Tanta solidarietà è commovente, anche se l’hate speech della rete suscita sempre reazioni a corrente alternata: c’è chi si può insultare e chi no, la morte auspicata di alcuni genera meno stupore di quella di altri.

E a ben vedere la stessa propaganda incessante delle due cooperanti contro Assad e gli assadisti, cioè in sostanza contro tutti i siriani, non era priva di asprezze e di eccessi. Assad non è umano, dicevano. Eppure oggi nei loro confronti si reclama esattamente dell’umanità.

Al di là dell’indignazione strabica, tuttavia, va detto che l’esercizio di chi auspica una sorte terribile per due ragazzine italiane non sembra particolarmente felice. Anche se il loro caso è un esempio illuminante di nemesi storica – essendo le stesse finite prigioniere di coloro che, contro ogni plausibilità, Vanessa e Greta spacciavano per liberatori idealisti e combattenti per la democrazia – un minimo di cavalleria impone di non infierire sulla pelle di chi, al massimo, meriterebbe uno scapaccione e andrebbe messo a studiare.

Le intemperanze verbali così tipiche della democrazia da social network vanno lasciate a che spiritualmente e politicamente in tale dimensione sguazza. E per quanto la loro storia presenti più di un buco nero, farne delle James Bond in gonnella non sembra plausibile: persino i servizi segreti italiani sanno trovare di meglio di due ragazzine dalla testa confusa per operare sui fronti di guerra. Più probabile che il loro idealismo sconclusionato le abbia portate inconsapevolmente a contatto con ambienti ambigui, come del resto sono tutti quelli che flirtano con quel fenomeno costruito a tavolino che sono le opposizioni “siriane”.

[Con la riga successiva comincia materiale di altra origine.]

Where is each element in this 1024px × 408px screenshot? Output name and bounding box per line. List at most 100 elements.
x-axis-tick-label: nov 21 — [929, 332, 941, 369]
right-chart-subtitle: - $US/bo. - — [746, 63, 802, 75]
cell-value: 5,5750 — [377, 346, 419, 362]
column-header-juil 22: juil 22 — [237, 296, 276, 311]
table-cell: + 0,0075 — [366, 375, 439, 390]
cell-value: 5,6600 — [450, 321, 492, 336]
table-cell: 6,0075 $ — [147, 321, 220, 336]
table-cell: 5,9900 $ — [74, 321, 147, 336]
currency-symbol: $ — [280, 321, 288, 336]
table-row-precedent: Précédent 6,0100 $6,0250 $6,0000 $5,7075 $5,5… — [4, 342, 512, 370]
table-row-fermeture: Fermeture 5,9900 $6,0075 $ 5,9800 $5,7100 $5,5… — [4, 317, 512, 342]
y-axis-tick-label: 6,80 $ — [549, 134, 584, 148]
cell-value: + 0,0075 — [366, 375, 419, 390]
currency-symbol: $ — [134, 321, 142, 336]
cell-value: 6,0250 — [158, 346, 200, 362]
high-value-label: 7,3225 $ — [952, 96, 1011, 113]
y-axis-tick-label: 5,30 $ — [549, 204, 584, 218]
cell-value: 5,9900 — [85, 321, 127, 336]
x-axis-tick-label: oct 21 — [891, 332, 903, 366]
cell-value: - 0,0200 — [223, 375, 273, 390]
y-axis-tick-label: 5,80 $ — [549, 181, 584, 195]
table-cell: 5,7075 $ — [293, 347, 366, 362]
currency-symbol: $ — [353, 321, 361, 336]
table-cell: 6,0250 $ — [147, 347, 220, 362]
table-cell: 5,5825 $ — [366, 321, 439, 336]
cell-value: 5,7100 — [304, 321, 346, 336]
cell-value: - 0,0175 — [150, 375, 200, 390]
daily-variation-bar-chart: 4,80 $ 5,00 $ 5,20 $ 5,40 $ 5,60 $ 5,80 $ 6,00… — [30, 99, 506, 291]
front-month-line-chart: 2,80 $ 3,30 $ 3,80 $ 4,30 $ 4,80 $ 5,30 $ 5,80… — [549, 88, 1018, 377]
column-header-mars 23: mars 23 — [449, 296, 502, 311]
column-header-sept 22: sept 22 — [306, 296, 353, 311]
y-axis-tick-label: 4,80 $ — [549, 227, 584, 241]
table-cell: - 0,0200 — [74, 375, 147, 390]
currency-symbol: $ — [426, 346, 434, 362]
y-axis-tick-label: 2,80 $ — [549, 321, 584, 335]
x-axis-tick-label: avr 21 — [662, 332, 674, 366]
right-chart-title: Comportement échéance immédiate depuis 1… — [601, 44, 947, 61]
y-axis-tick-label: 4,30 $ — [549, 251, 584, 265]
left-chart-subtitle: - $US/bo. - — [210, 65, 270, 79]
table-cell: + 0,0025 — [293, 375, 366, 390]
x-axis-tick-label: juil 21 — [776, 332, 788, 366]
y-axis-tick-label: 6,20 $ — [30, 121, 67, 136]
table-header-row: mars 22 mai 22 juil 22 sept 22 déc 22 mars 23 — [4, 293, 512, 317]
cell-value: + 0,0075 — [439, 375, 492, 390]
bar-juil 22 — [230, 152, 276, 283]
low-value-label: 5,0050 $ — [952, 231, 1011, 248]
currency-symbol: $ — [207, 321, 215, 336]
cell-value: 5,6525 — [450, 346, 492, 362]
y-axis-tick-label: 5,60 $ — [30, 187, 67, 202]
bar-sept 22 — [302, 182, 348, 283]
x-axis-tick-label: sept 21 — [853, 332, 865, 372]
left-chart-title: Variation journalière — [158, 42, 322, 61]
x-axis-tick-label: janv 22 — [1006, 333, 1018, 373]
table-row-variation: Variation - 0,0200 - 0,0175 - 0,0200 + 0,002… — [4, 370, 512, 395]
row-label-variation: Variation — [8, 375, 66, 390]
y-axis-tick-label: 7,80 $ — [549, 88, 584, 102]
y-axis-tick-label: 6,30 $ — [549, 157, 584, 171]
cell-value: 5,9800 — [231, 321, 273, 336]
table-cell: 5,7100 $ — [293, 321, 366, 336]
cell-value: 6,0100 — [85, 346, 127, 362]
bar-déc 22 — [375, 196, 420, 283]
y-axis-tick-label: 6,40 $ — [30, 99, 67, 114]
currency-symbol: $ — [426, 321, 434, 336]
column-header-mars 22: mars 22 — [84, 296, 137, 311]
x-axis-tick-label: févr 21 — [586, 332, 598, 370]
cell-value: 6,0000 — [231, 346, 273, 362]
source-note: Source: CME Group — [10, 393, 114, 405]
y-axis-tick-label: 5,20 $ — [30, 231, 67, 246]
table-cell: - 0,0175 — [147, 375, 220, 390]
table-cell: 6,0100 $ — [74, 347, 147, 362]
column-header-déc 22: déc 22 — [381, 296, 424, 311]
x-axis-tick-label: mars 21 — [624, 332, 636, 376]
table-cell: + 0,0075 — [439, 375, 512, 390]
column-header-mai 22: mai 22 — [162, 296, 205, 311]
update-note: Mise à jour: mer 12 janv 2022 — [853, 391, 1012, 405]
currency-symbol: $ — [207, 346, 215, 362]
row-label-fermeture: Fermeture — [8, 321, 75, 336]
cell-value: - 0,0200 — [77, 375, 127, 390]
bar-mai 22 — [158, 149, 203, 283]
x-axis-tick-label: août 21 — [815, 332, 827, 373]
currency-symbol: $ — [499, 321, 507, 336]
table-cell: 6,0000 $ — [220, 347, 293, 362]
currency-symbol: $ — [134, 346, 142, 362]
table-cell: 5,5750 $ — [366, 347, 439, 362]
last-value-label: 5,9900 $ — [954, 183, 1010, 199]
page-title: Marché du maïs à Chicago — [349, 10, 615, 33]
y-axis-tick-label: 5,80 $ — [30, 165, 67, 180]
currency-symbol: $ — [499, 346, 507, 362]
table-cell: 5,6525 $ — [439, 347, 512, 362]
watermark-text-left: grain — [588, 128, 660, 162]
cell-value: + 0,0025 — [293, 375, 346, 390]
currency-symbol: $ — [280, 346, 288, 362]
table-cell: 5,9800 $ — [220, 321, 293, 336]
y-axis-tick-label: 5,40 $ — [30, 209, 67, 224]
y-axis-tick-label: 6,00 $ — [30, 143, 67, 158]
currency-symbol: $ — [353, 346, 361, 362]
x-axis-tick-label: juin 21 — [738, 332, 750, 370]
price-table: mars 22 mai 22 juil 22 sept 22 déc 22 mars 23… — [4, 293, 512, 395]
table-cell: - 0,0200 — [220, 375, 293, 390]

Resta il fatto che, nonostante tutti questi elementi di problematicità, Vanessa e Greta devono tornare a casa prima possibile, sane e salve. Perché sono italiane. Uno Stato serio salva i suoi concittadini, anche quando non se lo meritano. Anche perché non sappiamo quanti possano permettersi il lusso di volere uno Stato che salvi solo chi se lo merita.